Quindi l’immagine pubblicitaria deve essere immediata, comprensibile, e soprattutto dire poche cose alla volta, proprio come quando si traduce un discorso alla zia che non mastica l’inglese.
A differenza della traduzione, però, nella comunicazione pubblicitaria la correttezza del messaggio è necessaria ma non sufficiente: la grafica deve incuriosire, stupire, attrarre. La grafica è seduzione, etimologicamente deve “portare a sé”, catturare l’attenzione, per poi poter dire e argomentare. Come? Qui, in un lavoro che sembra tutto sommato frivolo, entra in gioco la responsabilità etica, perché ogni grafico ha la possibilità di usare diversi registri di comunicazione e di escluderne altri. Per quanto mi riguarda, la seduzione deve essere di testa, e non solo per una scelta personale e caratteriale.

Il bombardamento di immagini dovuto alla social-esplosione ci ha resi progressivamente sempre più insensibili alla grazia e alla giusta misura e sempre più assuefatti al corrispettivo visuale delle grida da mercato, tanto che sembra per farsi sentire la tentazione è quella di urlare più forte, con il risultato di un baccano epocale. E se invece la strada fosse parlare con il giusto tono e, addirittura, tornare a usare la rara dote del silenzio?
Che cos’è il tono, che cos’è silenzio per un immagine?
E’ lo spazio, è la giusta proporzione tra figura e parole, è usare immagini eleganti, colte, scegliere le parole con cura tenendo sempre a mente che, se è vero che va usato un tono diverso per ogni destinatario, è altrettanto vero che qualsiasi tono parlerà di noi, quindi scegliamolo bene. Esagerare non è automaticamente vincere: e anche l’esagerazione, in ogni caso, deve essere ponderata e mai fine a se stessa.
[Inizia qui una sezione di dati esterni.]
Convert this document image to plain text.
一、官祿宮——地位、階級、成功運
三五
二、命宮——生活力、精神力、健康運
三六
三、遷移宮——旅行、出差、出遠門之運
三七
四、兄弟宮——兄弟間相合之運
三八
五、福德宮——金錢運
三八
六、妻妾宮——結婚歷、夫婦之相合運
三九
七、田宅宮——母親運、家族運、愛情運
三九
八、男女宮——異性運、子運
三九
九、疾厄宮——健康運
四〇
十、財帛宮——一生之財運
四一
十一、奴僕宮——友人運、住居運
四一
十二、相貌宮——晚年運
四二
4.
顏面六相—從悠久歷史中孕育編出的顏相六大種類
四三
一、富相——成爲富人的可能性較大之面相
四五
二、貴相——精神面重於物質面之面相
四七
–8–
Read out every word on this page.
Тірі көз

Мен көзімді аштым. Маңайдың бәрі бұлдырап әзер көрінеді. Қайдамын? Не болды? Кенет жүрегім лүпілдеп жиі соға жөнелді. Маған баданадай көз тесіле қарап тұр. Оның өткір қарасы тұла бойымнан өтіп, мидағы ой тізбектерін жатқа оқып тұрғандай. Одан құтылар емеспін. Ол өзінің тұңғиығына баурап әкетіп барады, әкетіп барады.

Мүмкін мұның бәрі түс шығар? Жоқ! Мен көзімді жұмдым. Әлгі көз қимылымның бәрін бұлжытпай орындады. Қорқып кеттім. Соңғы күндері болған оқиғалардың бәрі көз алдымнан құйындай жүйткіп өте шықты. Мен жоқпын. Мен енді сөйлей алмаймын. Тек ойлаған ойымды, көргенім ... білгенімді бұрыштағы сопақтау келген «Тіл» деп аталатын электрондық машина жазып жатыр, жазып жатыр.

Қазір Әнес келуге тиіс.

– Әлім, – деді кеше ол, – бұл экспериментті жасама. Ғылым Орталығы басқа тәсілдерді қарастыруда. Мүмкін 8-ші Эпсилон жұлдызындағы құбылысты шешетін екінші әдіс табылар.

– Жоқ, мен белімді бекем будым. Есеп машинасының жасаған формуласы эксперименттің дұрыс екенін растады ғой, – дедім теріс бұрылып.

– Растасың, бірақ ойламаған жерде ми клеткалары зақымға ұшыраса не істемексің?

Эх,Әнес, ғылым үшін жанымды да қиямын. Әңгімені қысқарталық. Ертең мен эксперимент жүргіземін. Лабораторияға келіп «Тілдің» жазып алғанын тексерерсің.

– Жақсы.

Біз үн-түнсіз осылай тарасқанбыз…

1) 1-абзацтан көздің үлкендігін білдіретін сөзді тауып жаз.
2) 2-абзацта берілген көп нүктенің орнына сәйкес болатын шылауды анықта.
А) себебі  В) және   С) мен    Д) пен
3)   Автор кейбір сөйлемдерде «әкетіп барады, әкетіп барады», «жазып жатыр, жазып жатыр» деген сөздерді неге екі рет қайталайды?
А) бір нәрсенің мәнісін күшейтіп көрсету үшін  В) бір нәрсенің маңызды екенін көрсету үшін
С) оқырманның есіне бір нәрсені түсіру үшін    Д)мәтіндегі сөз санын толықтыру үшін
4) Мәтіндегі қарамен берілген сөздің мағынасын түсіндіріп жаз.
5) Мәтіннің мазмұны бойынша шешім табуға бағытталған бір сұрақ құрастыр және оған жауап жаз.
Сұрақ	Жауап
Siamo cambiati dalle immagini: ognuno di noi viene letteralmente attraversato da fotografie, illustrazioni, cartelloni, campagne: sono un mezzo potente che può influenzare e plasmare il nostro sguardo e quello delle nuove generazioni. Questa responsabilità ce l’aspettiamo più dagli artisti che dai grafici, che per professione “vendono” le loro idee e quindi sono tenuti a rispettare la volontà del committente. Eppure c’è differenza tra il fare una brochure brutta o bella (chi usa più questi termini ormai?). Non tanto e non solo per il cliente (che magari la brochure la voleva “brutta” perché – a volte è vero! – avrebbe venduto di più), ma soprattutto per il piccolo cambiamento che, goccia nel fiume dei piccoli atti senza nome e senza gloria e senza lodi, quella brochure con la sua bellezza ha portato nel mondo, capitando nelle mani di chi, per un attimo, si è fermato a guardare e pensare. Siamo cambiati dalle immagini, cambiamo con le immagini, facciamo cambiare con le immagini. Ai clienti darei oggi questo consiglio: se vedete che tutti intorno urlano, non abbiate paura di bisbigliare. A volte è il modo migliore per farsi sentire.